Politique
Entretien

En Inde, l' "éveil" des étudiants face aux nationalistes hindous

Kanhaiya Kumar, président du syndicat étudiant de la Jawaharlal Nahru University (JNU)
Kanhaiya Kumar, président du syndicat étudiant de la Jawaharlal Nahru University (JNU), lors d'une conférence de presse dans son campus à New Delhi le 4 mars 2016. (Crédits : Qamar Sibtain / India Today Group / via AFP)
Kanhaiya Kumar est un nom à retenir. Libéré le 3 mars au soir après 23 jours de prison pour « sédition » et « anti-nationalisme », ce doctorant de 29 ans s’est révélé dans une adresse enflammée, comme la nouvelle voix politique d’une génération qui réclame des réponses face aux échecs du gouvernement de Narendra Modi.
Ce sursaut politique chez les étudiants intervient après le suicide d’un jeune doctorant Dalit (« intouchable ») en janvier dernier. Sa mort avait provoqué un vaste mouvement étudiant contre le système des castes. Pour mieux comprendre, Clea Chakraverty s’est entretenue avec le politologue indien Balveer Arora.

Contexte

Le 17 janvier, le suicide de Rohith Vemula, jeune Dalit (« intouchable »), doctorant et militant politique au sein de l’Université de Hyderabad, avait suscité l’émoi et provoqué une série de manifestations estudiantines au sein de plusieurs grandes facultés indiennes. Cette tragédie venait relancer les débats sur les discriminations sociales dans le système scolaire et particulièrement les injustices de castes, des maux récurrents contre lesquels M.Vemula se battait. Son activisme politique avait été très mal perçu et reproché par les autorités de son université ainsi que par plusieurs membres du gouvernement, certains proches du parti au pouvoir, le Bharatiya Janata Party (BJP). A bout, découragé, calomnié et harcelé depuis des mois, il s’était donné la mort sur le campus. Son acte fut perçu comme celui d’un martyre.
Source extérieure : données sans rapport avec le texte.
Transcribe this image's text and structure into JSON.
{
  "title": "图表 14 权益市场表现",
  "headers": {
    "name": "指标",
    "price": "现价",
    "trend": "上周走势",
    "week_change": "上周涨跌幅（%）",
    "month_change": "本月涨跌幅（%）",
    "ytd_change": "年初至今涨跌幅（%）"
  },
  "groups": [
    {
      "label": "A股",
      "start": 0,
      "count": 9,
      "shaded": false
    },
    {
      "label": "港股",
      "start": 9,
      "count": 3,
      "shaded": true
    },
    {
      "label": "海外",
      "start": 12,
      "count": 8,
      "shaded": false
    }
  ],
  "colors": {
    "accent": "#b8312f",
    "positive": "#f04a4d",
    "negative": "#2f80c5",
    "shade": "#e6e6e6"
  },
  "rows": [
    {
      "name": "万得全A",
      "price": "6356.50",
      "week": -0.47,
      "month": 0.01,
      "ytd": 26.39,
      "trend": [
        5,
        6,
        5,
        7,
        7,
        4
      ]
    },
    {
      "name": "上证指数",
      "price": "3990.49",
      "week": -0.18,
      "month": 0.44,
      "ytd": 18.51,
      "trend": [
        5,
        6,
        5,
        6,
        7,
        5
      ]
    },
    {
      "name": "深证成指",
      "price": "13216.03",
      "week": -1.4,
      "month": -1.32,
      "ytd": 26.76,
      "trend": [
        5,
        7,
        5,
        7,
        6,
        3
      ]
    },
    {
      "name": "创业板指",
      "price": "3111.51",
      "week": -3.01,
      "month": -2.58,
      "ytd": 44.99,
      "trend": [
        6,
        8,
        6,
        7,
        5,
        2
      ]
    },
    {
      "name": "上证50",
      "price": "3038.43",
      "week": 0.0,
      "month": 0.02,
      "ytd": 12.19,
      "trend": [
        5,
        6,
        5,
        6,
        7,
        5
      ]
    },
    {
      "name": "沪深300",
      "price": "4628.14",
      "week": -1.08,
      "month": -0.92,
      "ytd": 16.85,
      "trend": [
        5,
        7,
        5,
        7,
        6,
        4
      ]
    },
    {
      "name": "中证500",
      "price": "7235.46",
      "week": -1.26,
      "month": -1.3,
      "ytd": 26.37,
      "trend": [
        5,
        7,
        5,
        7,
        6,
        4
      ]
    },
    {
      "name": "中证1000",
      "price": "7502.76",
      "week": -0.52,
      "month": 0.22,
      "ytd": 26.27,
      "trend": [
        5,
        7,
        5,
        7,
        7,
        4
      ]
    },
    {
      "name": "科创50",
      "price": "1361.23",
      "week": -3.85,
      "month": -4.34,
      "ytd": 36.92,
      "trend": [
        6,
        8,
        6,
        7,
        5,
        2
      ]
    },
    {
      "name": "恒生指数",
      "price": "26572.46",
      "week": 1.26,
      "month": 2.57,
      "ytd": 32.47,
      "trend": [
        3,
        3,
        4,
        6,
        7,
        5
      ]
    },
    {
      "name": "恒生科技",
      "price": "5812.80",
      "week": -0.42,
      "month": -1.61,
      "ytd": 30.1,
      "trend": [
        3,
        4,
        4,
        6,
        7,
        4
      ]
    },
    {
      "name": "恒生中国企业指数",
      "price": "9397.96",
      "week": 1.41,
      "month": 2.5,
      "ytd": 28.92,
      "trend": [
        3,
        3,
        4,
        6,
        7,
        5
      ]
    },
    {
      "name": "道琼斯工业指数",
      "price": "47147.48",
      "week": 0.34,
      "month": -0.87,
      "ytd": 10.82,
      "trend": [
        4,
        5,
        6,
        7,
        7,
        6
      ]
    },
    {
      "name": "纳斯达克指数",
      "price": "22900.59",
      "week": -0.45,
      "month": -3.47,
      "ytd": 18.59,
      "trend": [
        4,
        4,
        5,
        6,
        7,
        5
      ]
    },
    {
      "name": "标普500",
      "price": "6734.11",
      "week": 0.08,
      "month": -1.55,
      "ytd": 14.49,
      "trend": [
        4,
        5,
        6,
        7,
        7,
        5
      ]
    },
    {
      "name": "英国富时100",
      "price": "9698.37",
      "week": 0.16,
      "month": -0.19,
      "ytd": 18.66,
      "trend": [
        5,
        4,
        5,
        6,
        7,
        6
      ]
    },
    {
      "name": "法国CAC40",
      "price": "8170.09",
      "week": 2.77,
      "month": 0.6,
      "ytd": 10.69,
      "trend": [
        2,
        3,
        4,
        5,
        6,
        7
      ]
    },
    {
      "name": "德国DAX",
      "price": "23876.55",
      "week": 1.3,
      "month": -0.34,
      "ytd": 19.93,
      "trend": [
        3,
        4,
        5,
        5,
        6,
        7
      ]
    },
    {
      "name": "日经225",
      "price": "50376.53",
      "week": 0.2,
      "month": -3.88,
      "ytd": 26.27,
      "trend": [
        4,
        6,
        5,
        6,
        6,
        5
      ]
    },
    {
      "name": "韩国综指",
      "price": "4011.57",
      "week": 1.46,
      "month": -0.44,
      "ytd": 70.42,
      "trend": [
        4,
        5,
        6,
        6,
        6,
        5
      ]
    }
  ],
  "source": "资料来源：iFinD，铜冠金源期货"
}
De nombreux militants associatifs, étudiants – et leurs syndicats, très actifs en Inde – s’emparèrent de cette tragédie pour réclamer une meilleure gouvernance au sein des universités et l’abolition effective du système des castes. A New Delhi, tandis que le débat sur la discrimination positive et les classifications de castes étaient âprement discutées suite aux manifestations violentes de la communauté Jat (la capitale fut privée d’eau pendant plusieurs jours), un jeune leader syndical, Kanhaiya Kumar était arrêté le 9 février, pour avoir organisé une session de discussions autour du militant cachemiri Azfal Guru, exécuté en 2013 pour terrorisme mais dont la condamnation demeurait sujet à débat dans certains milieux politiques.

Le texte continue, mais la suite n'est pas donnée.